The shoebill: a mother with a favourite 
© Lukas Blazek | Dreamstime.com
It wasn't until Non-walking Toddler was safely tucked up in her cot that I gave some thought to my decision. Why had I damned Middle Child with a packet of mouldy grains? Was Quiet One my FAVOURITE child? Or was Middle Child my favourite? Perhaps I gave the fresher bar to Quiet One to compensate for a shortfall in love! From this cereal-bar index, could I extrapolate which child I might pull first from a burning building?

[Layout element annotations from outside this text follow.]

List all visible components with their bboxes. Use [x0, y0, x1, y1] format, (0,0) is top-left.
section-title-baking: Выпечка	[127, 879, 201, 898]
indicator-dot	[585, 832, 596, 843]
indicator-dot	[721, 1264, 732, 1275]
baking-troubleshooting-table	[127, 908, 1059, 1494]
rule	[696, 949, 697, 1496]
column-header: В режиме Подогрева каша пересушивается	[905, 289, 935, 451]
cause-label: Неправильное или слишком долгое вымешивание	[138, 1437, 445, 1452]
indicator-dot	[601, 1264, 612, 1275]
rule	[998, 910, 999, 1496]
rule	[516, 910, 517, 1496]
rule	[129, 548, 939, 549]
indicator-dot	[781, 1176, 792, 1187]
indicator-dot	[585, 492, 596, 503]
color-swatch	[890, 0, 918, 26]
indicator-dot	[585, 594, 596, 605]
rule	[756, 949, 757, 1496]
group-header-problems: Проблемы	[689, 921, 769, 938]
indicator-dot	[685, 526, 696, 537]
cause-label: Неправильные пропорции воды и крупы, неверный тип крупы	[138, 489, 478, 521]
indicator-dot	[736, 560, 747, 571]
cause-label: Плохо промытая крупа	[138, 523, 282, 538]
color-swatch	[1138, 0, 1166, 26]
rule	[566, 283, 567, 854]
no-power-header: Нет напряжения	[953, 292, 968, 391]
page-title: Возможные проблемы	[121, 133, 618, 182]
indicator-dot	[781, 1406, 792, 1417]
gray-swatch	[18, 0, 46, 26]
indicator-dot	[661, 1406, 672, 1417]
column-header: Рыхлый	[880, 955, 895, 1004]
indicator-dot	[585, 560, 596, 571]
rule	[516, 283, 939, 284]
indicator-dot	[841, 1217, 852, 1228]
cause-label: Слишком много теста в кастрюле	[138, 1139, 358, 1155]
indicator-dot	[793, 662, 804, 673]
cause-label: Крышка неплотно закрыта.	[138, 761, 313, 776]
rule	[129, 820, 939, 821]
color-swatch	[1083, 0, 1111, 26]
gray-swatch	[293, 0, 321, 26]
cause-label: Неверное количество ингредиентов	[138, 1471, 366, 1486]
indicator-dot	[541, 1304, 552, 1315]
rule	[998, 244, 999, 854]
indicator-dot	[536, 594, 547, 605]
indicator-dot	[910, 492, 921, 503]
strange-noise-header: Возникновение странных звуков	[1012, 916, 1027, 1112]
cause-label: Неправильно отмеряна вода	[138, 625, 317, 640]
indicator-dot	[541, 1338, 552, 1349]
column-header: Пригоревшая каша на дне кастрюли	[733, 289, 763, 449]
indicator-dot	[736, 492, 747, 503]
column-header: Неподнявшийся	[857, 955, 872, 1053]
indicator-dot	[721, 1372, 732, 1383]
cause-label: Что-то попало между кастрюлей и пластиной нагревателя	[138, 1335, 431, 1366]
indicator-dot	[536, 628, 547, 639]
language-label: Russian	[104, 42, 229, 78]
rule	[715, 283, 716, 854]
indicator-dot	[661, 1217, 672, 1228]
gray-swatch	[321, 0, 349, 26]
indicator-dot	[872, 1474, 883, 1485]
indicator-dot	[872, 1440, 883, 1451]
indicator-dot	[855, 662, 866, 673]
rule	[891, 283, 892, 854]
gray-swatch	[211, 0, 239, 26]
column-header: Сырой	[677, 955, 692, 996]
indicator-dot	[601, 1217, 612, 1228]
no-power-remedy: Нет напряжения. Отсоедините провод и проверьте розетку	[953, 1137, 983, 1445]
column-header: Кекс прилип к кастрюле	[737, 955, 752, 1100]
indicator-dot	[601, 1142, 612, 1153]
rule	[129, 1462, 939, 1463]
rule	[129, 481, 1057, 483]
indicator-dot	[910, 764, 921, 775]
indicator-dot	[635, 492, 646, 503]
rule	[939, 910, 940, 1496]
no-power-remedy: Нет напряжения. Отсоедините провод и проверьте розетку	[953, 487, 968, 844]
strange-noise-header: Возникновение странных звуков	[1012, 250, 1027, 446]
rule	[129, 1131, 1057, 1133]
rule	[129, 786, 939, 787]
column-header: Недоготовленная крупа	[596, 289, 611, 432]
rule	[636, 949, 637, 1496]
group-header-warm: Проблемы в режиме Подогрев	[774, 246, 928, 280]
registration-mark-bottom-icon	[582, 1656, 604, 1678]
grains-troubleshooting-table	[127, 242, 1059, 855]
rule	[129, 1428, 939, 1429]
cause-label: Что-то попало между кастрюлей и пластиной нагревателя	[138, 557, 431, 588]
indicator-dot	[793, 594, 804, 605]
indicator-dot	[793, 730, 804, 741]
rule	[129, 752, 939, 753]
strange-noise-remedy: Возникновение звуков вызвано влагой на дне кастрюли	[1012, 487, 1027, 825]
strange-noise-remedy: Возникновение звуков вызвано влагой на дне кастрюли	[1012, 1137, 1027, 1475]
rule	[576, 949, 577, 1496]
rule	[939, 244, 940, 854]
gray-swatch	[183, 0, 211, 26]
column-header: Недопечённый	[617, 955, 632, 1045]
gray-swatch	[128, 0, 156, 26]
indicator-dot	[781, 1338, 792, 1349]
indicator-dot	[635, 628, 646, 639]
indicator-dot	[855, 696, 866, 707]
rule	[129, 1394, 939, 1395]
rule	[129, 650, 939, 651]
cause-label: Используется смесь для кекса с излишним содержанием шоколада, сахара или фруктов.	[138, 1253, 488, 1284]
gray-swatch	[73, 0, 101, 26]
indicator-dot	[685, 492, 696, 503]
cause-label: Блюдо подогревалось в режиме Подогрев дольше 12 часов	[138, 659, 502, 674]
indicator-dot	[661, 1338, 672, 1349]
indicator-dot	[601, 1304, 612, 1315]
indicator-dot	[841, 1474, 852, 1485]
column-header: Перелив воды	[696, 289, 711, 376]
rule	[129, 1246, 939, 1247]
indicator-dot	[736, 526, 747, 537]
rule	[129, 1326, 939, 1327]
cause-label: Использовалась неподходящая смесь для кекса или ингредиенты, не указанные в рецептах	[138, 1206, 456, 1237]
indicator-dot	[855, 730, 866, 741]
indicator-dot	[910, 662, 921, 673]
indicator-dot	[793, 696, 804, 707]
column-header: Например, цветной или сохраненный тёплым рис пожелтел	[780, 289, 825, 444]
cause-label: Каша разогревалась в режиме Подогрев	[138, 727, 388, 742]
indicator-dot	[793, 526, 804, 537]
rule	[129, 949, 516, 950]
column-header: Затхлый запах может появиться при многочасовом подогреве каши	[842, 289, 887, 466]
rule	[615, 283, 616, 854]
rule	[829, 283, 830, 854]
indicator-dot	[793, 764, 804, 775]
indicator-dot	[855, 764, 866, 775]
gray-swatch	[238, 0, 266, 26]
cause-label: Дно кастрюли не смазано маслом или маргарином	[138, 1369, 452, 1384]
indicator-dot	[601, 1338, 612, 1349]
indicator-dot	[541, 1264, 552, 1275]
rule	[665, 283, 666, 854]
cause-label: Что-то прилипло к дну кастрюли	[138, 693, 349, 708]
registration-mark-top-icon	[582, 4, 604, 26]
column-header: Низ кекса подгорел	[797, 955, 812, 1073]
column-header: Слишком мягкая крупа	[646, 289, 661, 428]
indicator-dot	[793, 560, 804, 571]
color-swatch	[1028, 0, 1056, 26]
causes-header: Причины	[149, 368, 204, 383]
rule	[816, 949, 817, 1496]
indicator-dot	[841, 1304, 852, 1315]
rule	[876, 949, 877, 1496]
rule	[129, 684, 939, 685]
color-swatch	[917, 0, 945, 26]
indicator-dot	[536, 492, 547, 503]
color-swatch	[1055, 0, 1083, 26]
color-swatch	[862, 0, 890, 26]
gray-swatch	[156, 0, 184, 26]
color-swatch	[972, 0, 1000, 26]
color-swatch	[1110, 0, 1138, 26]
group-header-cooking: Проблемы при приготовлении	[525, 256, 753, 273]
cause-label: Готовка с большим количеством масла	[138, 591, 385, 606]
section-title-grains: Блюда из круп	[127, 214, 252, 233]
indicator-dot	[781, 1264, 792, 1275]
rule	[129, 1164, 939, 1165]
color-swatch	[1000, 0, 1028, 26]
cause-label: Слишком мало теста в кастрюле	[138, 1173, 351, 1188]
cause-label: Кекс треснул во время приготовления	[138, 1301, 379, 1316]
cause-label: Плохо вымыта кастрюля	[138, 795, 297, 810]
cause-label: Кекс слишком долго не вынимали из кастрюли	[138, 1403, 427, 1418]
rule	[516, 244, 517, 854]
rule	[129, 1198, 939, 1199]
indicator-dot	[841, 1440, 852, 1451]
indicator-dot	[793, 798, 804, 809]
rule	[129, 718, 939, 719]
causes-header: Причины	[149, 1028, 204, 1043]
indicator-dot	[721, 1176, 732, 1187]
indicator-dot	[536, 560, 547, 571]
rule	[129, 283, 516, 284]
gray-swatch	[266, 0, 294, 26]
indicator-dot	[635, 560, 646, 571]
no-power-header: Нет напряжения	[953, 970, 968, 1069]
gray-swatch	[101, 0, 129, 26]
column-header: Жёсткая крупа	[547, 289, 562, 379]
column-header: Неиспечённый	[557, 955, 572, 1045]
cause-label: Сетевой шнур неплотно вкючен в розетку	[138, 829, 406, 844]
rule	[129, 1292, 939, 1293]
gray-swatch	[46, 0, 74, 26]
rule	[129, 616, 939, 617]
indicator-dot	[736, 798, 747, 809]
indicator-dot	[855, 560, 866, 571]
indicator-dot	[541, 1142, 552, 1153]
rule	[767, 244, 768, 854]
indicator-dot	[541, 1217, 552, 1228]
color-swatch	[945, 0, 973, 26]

I had stalled at an unlikely spot - the intersection between maternal guilt and Darwin's theory of natural selection. One thing stuck in my mind: a piece of footage from a BBC documentary on Africa's Savannah. Deep in the swampy marshes, a stork-like shoebill looks after her two chicks. While she waddles off to find water, the eldest chick attacks the younger hatchling - a fluff-ball on wobbly pins with barely the strength to lift his own head. On her return, mummy shoebill notices fluff in the beak of the aggressor - like most mothers she knows what has been going on. The little fluff-ball gropes his way towards his mum, seeking comfort in her feathers, but heart-breakingly she brushes him aside and bestows her gift of water on the stronger chick. Shoebills, it turns out, rarely raise more than one chick. The younger one is merely an insurance policy in case the older one fails to thrive.

According to research conducted by Catherine Conger, a professor at the University of California, 65% of (human) mothers also exhibit a preference for one of their children - often the eldest one. Just like the shoebill, we apparently orientate toward our eldest, healthiest child - a throwback, perhaps, to earlier times of high infant mortality.

I think back to my pregnancy with Non-walking Toddler and remember how I couldn't imagine loving the new baby as much as the other two. But love comes in a feverish burst, along with the breast-milk and the cracked nipples. We are compassionate creatures. Our capabilities - love, empathy, imagination - set us on a different path to the shoebill. 

For the record, I love my three children equally, but in different ways, according to their strengths and weaknesses. Naturally Non-walking toddler takes up more of my mothering time, but less of my adult space which I am beginning to share gladly with the older two. Middle Child needs more cuddles and reassurance, while Quiet One is sustained by a current of mental sympathy that flows exclusively from me to her. 

And the fiasco with the cereal bars? I worked it out. It was a practical decision. Middle Child has a stomach like a cast-iron bucket. Mouldy cereal bars are no contest for his intestinal juices.